Sebab itu, ia menyarankan agar pemerintah perlu melakukan impor bibit sapi hidup untuk menambah jumlah populasi sapi.
“Minimal 200 ribu ekor sapi bibit lalu disebar, itu menambah populasi. Namun saya kira itu tak mudah untuk capai 50 ribu saja nggak berhasil. Seharusnya pemerintah bisa melibatkan swasta,” kata Ali Agus, seperti dikutip Minggu (12/6/2016).
Ali Agus menjelaskan jumlah populasi sapi nasional diperkirakan mencapai 12 juta ekor. Jumlah itu sudah termasuk sapi produktif yang mencapai 5-6 juta ekor. Sementara untuk sapi siap potong hanya mencapai 2-3 juta per tahun.

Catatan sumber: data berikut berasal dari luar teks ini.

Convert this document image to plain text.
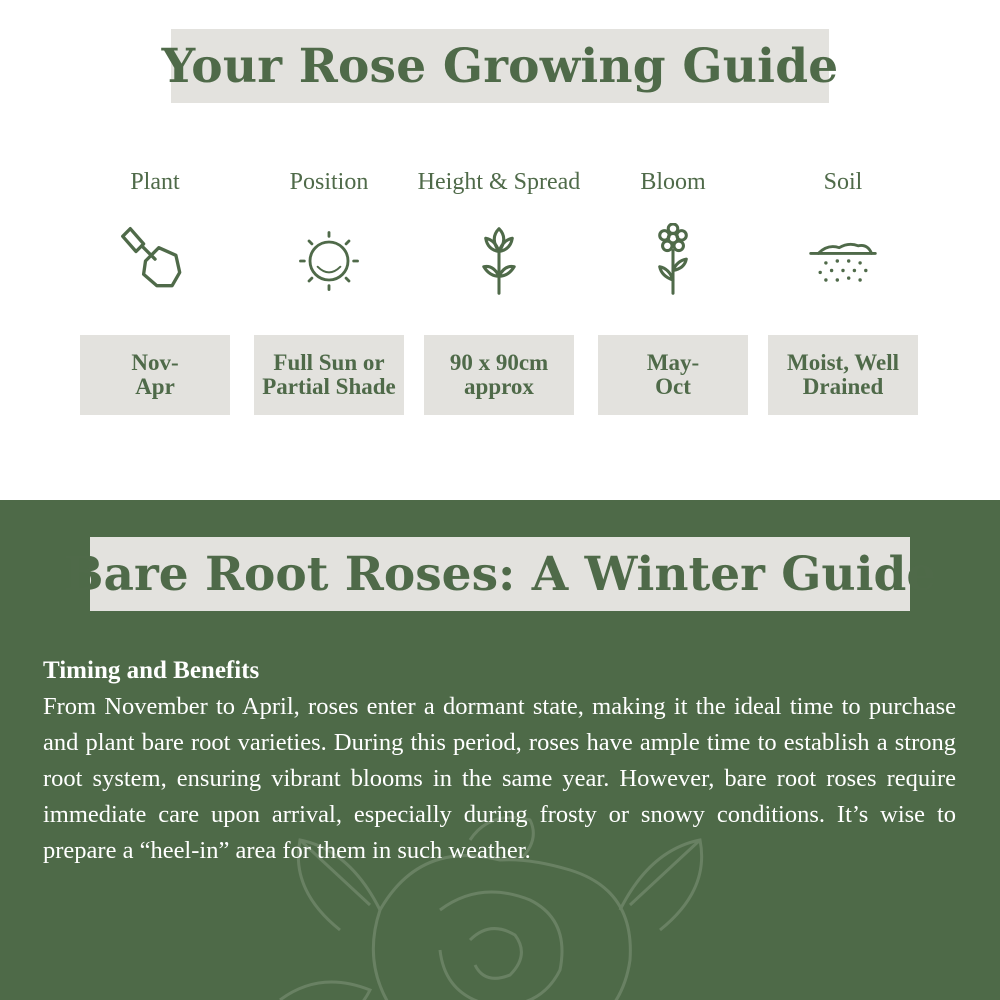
Your Rose Growing Guide
Plant
Nov-
Apr
Position
Full Sun or Partial Shade
Height & Spread
90 x 90cm approx
Bloom
May-
Oct
Soil
Moist, Well Drained
Bare Root Roses: A Winter Guide
Timing and Benefits

From November to April, roses enter a dormant state, making it the ideal time to purchase and plant bare root varieties. During this period, roses have ample time to establish a strong root system, ensuring vibrant blooms in the same year. However, bare root roses require immediate care upon arrival, especially during frosty or snowy conditions. It’s wise to prepare a “heel-in” area for them in such weather.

“Makanya saat ini 40 persen kebutuhan daging harus impor berupa daging beku atau sapi bakalan hidup,” dia menambahkan.
Ali mengatakan dalam mengimpor 200 ribu ekor bibit sapi menurut Ali Agus pemerintah tidak harus bergerak sendiri. Pemerintah bisa mengajak swasta yang selama ini mendapat izin melakukan impor sapi bakalan. Sesuai dengan peraturan yang ada selama ini para perusahaan impor sapi bakalan diharuskan membawa sapi betina produktif.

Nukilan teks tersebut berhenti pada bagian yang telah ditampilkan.